5 ailments to avoid during winter
When winter arrives with its cold dry weather, people often come down with a variety of common health complaints. There are several things you can do to prevent wintertime ailments, but if you do come down with one of them, you should see a doctor to determine the best course of treatment.
Colds. The average person gets three colds per year, according to the Illinois Department of Public Health. Protect yourself by washing your hands frequently, obtaining at least seven hours of sleep per night and exercising a few times per week. In addition, a humidifier may prevent your nose from drying out. Keeping the mucous membranes in your nose moist will help form an effective barrier against cold germs.
Flu. Very common in the winter, the flu can be avoided if you obtain a flu shot before the winter season. The vaccine is available at many medical service providers, from your primary care physician to local pharmacies and public health sites. Receiving the shot will help your immune system develop antibodies that will attack the most common strains of flu virus, and significantly decrease your chance of getting sick with the flu.

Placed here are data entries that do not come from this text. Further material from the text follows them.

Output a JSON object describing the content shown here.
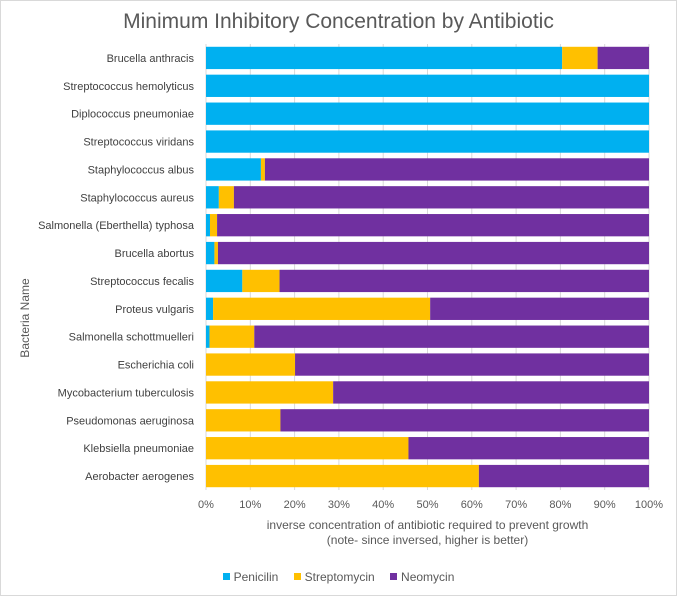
{
  "chart_data": {
    "type": "bar",
    "orientation": "horizontal",
    "stacked": "percent",
    "title": "Minimum Inhibitory Concentration by Antibiotic",
    "ylabel": "Bacteria Name",
    "xlabel_lines": [
      "inverse concentration of antibiotic required to prevent growth",
      "(note- since inversed, higher is better)"
    ],
    "xlim": [
      0,
      100
    ],
    "x_ticks": [
      "0%",
      "10%",
      "20%",
      "30%",
      "40%",
      "50%",
      "60%",
      "70%",
      "80%",
      "90%",
      "100%"
    ],
    "grid": true,
    "legend_position": "bottom",
    "categories": [
      "Brucella anthracis",
      "Streptococcus hemolyticus",
      "Diplococcus pneumoniae",
      "Streptococcus viridans",
      "Staphylococcus albus",
      "Staphylococcus aureus",
      "Salmonella (Eberthella) typhosa",
      "Brucella abortus",
      "Streptococcus fecalis",
      "Proteus vulgaris",
      "Salmonella schottmuelleri",
      "Escherichia coli",
      "Mycobacterium tuberculosis",
      "Pseudomonas aeruginosa",
      "Klebsiella pneumoniae",
      "Aerobacter aerogenes"
    ],
    "series": [
      {
        "name": "Penicilin",
        "color": "#00b0f0",
        "values": [
          80.4,
          100,
          100,
          100,
          12.4,
          2.9,
          0.9,
          1.9,
          8.2,
          1.6,
          0.8,
          0,
          0,
          0,
          0,
          0
        ]
      },
      {
        "name": "Streptomycin",
        "color": "#ffc000",
        "values": [
          8.0,
          0,
          0,
          0,
          0.9,
          3.4,
          1.6,
          0.8,
          8.4,
          49.0,
          10.1,
          20.1,
          28.7,
          16.8,
          45.7,
          61.6
        ]
      },
      {
        "name": "Neomycin",
        "color": "#7030a0",
        "values": [
          11.6,
          0,
          0,
          0,
          86.7,
          93.7,
          97.5,
          97.3,
          83.4,
          49.4,
          89.1,
          79.9,
          71.3,
          83.2,
          54.3,
          38.4
        ]
      }
    ]
  }
}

Seasonal Affective Disorder. One seasonal health problem that is especially common in northern locations is SAD. Some people develop symptoms of depression, including moodiness and low energy when they are not exposed to enough sunlight during the dark winter months. According to the Mayo Clinic, SAD usually sets in during the fall. If you think you might have SAD, your physician may direct you to try phototherapy, which involves using a special lamp that mimics the effects of sunlight.

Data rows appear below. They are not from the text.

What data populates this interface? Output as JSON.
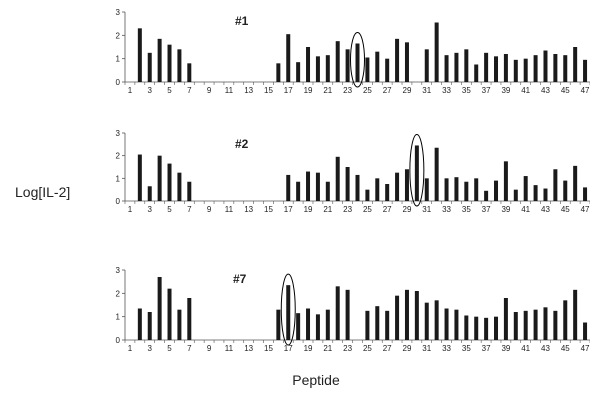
{
  "figure": {
    "ylabel": "Log[IL-2]",
    "xlabel": "Peptide"
  },
  "colors": {
    "bar": "#1a1a1a",
    "axis": "#555555",
    "highlight": "#000000"
  },
  "chart_data": [
    {
      "type": "bar",
      "title": "#1",
      "xlabel": "Peptide",
      "ylabel": "Log[IL-2]",
      "ylim": [
        0,
        3
      ],
      "yticks": [
        0,
        1,
        2,
        3
      ],
      "xtick_labels": [
        "1",
        "3",
        "5",
        "7",
        "9",
        "11",
        "13",
        "15",
        "17",
        "19",
        "21",
        "23",
        "25",
        "27",
        "29",
        "31",
        "33",
        "35",
        "37",
        "39",
        "41",
        "43",
        "45",
        "47"
      ],
      "categories": [
        1,
        2,
        3,
        4,
        5,
        6,
        7,
        8,
        9,
        10,
        11,
        12,
        13,
        14,
        15,
        16,
        17,
        18,
        19,
        20,
        21,
        22,
        23,
        24,
        25,
        26,
        27,
        28,
        29,
        30,
        31,
        32,
        33,
        34,
        35,
        36,
        37,
        38,
        39,
        40,
        41,
        42,
        43,
        44,
        45,
        46,
        47
      ],
      "values": [
        0,
        2.3,
        1.25,
        1.85,
        1.6,
        1.4,
        0.8,
        0,
        0,
        0,
        0,
        0,
        0,
        0,
        0,
        0.8,
        2.05,
        0.85,
        1.5,
        1.1,
        1.15,
        1.75,
        1.4,
        1.65,
        1.05,
        1.3,
        1.0,
        1.85,
        1.7,
        0,
        1.4,
        2.55,
        1.15,
        1.25,
        1.4,
        0.75,
        1.25,
        1.1,
        1.2,
        0.95,
        1.0,
        1.15,
        1.35,
        1.2,
        1.15,
        1.5,
        0.95
      ],
      "highlight": 24,
      "grid": false,
      "legend": "none"
    },
    {
      "type": "bar",
      "title": "#2",
      "xlabel": "Peptide",
      "ylabel": "Log[IL-2]",
      "ylim": [
        0,
        3
      ],
      "yticks": [
        0,
        1,
        2,
        3
      ],
      "xtick_labels": [
        "1",
        "3",
        "5",
        "7",
        "9",
        "11",
        "13",
        "15",
        "17",
        "19",
        "21",
        "23",
        "25",
        "27",
        "29",
        "31",
        "33",
        "35",
        "37",
        "39",
        "41",
        "43",
        "45",
        "47"
      ],
      "categories": [
        1,
        2,
        3,
        4,
        5,
        6,
        7,
        8,
        9,
        10,
        11,
        12,
        13,
        14,
        15,
        16,
        17,
        18,
        19,
        20,
        21,
        22,
        23,
        24,
        25,
        26,
        27,
        28,
        29,
        30,
        31,
        32,
        33,
        34,
        35,
        36,
        37,
        38,
        39,
        40,
        41,
        42,
        43,
        44,
        45,
        46,
        47
      ],
      "values": [
        0,
        2.05,
        0.65,
        2.0,
        1.65,
        1.25,
        0.85,
        0,
        0,
        0,
        0,
        0,
        0,
        0,
        0,
        0,
        1.15,
        0.85,
        1.3,
        1.25,
        0.85,
        1.95,
        1.5,
        1.15,
        0.5,
        1.0,
        0.75,
        1.25,
        1.4,
        2.45,
        1.0,
        2.35,
        1.0,
        1.05,
        0.85,
        1.0,
        0.45,
        0.9,
        1.75,
        0.5,
        1.1,
        0.7,
        0.55,
        1.4,
        0.9,
        1.55,
        0.6
      ],
      "highlight": 30,
      "grid": false,
      "legend": "none"
    },
    {
      "type": "bar",
      "title": "#7",
      "xlabel": "Peptide",
      "ylabel": "Log[IL-2]",
      "ylim": [
        0,
        3
      ],
      "yticks": [
        0,
        1,
        2,
        3
      ],
      "xtick_labels": [
        "1",
        "3",
        "5",
        "7",
        "9",
        "11",
        "13",
        "15",
        "17",
        "19",
        "21",
        "23",
        "25",
        "27",
        "29",
        "31",
        "33",
        "35",
        "37",
        "39",
        "41",
        "43",
        "45",
        "47"
      ],
      "categories": [
        1,
        2,
        3,
        4,
        5,
        6,
        7,
        8,
        9,
        10,
        11,
        12,
        13,
        14,
        15,
        16,
        17,
        18,
        19,
        20,
        21,
        22,
        23,
        24,
        25,
        26,
        27,
        28,
        29,
        30,
        31,
        32,
        33,
        34,
        35,
        36,
        37,
        38,
        39,
        40,
        41,
        42,
        43,
        44,
        45,
        46,
        47
      ],
      "values": [
        0,
        1.35,
        1.2,
        2.7,
        2.2,
        1.3,
        1.8,
        0,
        0,
        0,
        0,
        0,
        0,
        0,
        0,
        1.3,
        2.35,
        1.15,
        1.35,
        1.1,
        1.3,
        2.3,
        2.15,
        0,
        1.25,
        1.45,
        1.25,
        1.9,
        2.15,
        2.1,
        1.6,
        1.7,
        1.35,
        1.3,
        1.05,
        1.0,
        0.95,
        1.0,
        1.8,
        1.2,
        1.25,
        1.3,
        1.4,
        1.25,
        1.7,
        2.15,
        0.75
      ],
      "highlight": 17,
      "grid": false,
      "legend": "none"
    }
  ]
}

Hypothermia. A less common but serious health risk in winter is hypothermia which can occur when you are exposed to cold temperatures for an extended period of time. Prevent it by dressing appropriately for the weather and, if you are elderly, setting your indoor temperature at no lower than 65 degrees Fahrenheit. Anyone with a body temperature of less than 95 degrees should seek immediate medical assistance, because hypothermia can lead to death if not treated professionally, according to the Illinois Department of Public Health.
Frostbite. Another winter time occurrence resulting from prolonged exposure to cold is frostbite. Frostbite results in limbs feeling numb and appearing very pale, or in extreme cases, black. Take precautions by covering your skin and limiting the time you spend outdoors, especially in very low temperatures.